Len of the Chilterns Report 17 Mar 2010 22:13

It is futile to maintain that the sexes are interchangeable or that one gender is superior to the other. In the crèche, classroom, bedroom or boardroom, boys will be boys and girls will not.

He or she comes into the world with genetic, behavioural biases and innate patterning. In modern parlance, our brains are hard-wired by birth. Inborn tendencies grow stronger as the brain responds to the world.

As we grow up the interaction between our perceptions and the thinking “muscle” of the brain affects the brain’s structure, just as exercise transforms any other muscle. Conversely, like other underused muscles, when brain functions are underused they become flabby.

Sex differences show up at an early age. At just a few hours in the case of certain sensory perceptions, meaning that there must be an innate underlying sex difference in the brain which makes girls and boys see, feel, respond and react to different things in different ways. In some ways, the world means different things to each sex. Even language tends to have subtly different nuances and meanings.

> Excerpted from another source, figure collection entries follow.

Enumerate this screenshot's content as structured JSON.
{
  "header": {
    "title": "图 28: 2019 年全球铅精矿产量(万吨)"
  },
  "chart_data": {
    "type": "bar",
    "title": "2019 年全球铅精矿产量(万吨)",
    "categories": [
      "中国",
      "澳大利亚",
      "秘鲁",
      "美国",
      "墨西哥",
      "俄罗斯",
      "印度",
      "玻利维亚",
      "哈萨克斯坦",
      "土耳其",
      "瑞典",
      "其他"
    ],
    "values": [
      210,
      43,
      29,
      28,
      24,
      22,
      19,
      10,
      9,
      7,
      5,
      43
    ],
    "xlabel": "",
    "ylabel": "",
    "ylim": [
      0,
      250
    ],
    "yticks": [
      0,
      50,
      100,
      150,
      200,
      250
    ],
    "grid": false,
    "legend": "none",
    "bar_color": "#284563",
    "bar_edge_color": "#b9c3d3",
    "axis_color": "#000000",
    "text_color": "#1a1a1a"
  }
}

Over thousands, perhaps millions of years, men and women have evolved to meet different life-styles as hunter-gatherers. It was a matter of survival for a man to detect movement, calculate speeds and work out trajectories but less important for a woman. In a woman’s case it served her better to have a keener sense of touch and taste, to be able communicate feelings and empathise with others especially children. There are many other subtle differences.

It is only over the last few hundred years that society has changed but we are still stuck with the genes laid down maybe half a million years ago.

Men tend to excel at some things, women at other things but, overall, complement one another.